S’appuyant sur ses réalisations en matière de développement durable, Rogers a souhaité cette année approfondir son engagement dans cette voie, notamment en mettant en place un comité du conseil d’administration pour renforcer l’axe Sustainability and Inclusiveness du groupe. Parmi les réalisations du comité figure une charte de développement durable portant sur les bonnes pratiques à valoriser au sein de chacun des marchés desservis par le groupe.

  • Rogers adopte une Charte pour le développement durable

    Rogers adopte une Charte pour le développement durable

S’inspirant des cinq piliers du Pacte SigneNatir de Business Mauritius, la Charte de Rogers définit ainsi ses champs d’intervention :

• Climat : assurer une transition vers la neutralité carbone,
• Biodiversité : préserver et protéger les espèces marines et terrestres locales,
• Economie circulaire : réduire la production de déchets et recycler les trois quarts des déchets générés,
• Développement inclusif : employer davantage d’habitants de la région et contribuer à réduire les poches de pauvreté dans les zones où le groupe exerce ses activités, et
• Communautés dynamiques : oeuvrer à une meilleure intégration des communautés locales et favoriser le développement de pratiques de construction plus responsables et plus durables.

Philippe Espitalier-Noël, Chief Executive Officer (CEO) de Rogers indique :

Il est de notre responsabilité de guider notre pays, ainsi que les communautés au sein desquelles nous exerçons nos activités, vers un avenir plus prospère et plus sûr. Ce voyage est aussi marqué par l’innovation disruptive, par le désir stimuler la créativité et la passion au sein de nos équipes et d’exploiter la technologie pour rendre le monde meilleur.

Citant le documentaire « A Life on Our Planet » de Sir David Attenborough, au début de son intervention, vendredi, le CEO de Rogers, souhaitait placer le dialogue avec les équipes sous le signe de l’optimisme.

Nous sommes à un moment charnière de notre histoire, de l’histoire de l’humanité. La pandémie a fait apparaître nos vulnérabilités et a ébranlé nos convictions. Mais elle nous a aussi ouvert les yeux. Adopter une démarche de développement durable n’est pas une option, mais une obligation. Et comme le dit David Attenborough, il ne s’agit pas uniquement de sauver la planète, mais surtout de sauver l’humanité. Et il est encore temps d’agir.
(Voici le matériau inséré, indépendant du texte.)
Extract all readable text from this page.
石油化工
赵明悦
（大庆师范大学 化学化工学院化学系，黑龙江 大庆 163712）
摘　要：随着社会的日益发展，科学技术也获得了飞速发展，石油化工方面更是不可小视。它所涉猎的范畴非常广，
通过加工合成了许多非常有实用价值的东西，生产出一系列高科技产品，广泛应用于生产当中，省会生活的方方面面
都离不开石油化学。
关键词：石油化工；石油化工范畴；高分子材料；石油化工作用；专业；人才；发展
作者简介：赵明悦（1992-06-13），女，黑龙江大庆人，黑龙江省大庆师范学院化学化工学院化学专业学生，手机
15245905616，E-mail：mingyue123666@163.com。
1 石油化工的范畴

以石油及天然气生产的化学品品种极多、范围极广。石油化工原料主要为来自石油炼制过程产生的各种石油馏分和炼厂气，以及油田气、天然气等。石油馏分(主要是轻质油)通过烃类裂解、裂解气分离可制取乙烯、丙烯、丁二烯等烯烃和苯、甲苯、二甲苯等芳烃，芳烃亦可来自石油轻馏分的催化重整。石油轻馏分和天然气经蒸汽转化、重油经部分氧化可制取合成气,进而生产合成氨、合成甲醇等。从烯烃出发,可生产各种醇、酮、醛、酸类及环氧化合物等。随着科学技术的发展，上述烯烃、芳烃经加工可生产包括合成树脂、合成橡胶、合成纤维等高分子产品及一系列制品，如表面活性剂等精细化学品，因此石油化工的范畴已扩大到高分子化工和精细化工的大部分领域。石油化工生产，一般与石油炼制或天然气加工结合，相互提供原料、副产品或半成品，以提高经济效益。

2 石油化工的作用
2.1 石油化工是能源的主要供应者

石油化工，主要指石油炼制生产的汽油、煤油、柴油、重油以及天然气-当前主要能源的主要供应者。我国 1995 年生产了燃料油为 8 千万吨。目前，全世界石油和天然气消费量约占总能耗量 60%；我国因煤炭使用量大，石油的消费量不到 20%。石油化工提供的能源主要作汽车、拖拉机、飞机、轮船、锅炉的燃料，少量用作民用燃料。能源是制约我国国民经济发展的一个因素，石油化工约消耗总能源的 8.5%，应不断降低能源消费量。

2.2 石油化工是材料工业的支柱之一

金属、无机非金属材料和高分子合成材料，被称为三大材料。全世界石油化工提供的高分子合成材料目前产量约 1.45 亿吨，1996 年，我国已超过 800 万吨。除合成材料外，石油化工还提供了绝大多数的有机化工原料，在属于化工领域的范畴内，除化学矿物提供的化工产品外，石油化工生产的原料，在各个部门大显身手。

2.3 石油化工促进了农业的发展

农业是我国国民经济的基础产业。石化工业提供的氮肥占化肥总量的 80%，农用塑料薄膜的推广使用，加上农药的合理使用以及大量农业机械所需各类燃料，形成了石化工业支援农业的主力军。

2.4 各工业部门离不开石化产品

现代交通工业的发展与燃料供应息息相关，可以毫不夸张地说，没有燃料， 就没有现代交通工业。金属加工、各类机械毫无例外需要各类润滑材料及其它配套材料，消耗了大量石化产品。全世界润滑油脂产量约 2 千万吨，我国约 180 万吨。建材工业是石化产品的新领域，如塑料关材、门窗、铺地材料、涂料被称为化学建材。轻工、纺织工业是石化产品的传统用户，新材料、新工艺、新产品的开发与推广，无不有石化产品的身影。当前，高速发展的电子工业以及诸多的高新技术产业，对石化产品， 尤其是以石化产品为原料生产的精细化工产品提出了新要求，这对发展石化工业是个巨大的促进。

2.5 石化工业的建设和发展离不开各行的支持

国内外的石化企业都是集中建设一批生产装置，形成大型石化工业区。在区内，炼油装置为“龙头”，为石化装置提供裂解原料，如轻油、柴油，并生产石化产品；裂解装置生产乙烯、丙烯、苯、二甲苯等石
Plus que jamais, les entreprises et ceux qui les font vivre sont appelés à faire preuve de résilience. Or les pratiques de résilience, qui se fondent sur la compassion, la solidarité, la responsabilité et l’innovation, sont aussi celles de la durabilité. « A mesure que nous nous familiarisons avec de nouveaux modes de vie et que nous nous adaptons aux défis et aux situations qui les accompagnent, nous devons réfléchir aux solutions pour surmonter les obstacles actuels et nous préparer à la suite », a aussi déclaré Philippe Espitalier-Noël. Le rapport de développement durable, intitulé « Our Journey Towards Sustainability » constitue ainsi un rappel des priorités du groupe pour les prochaines années.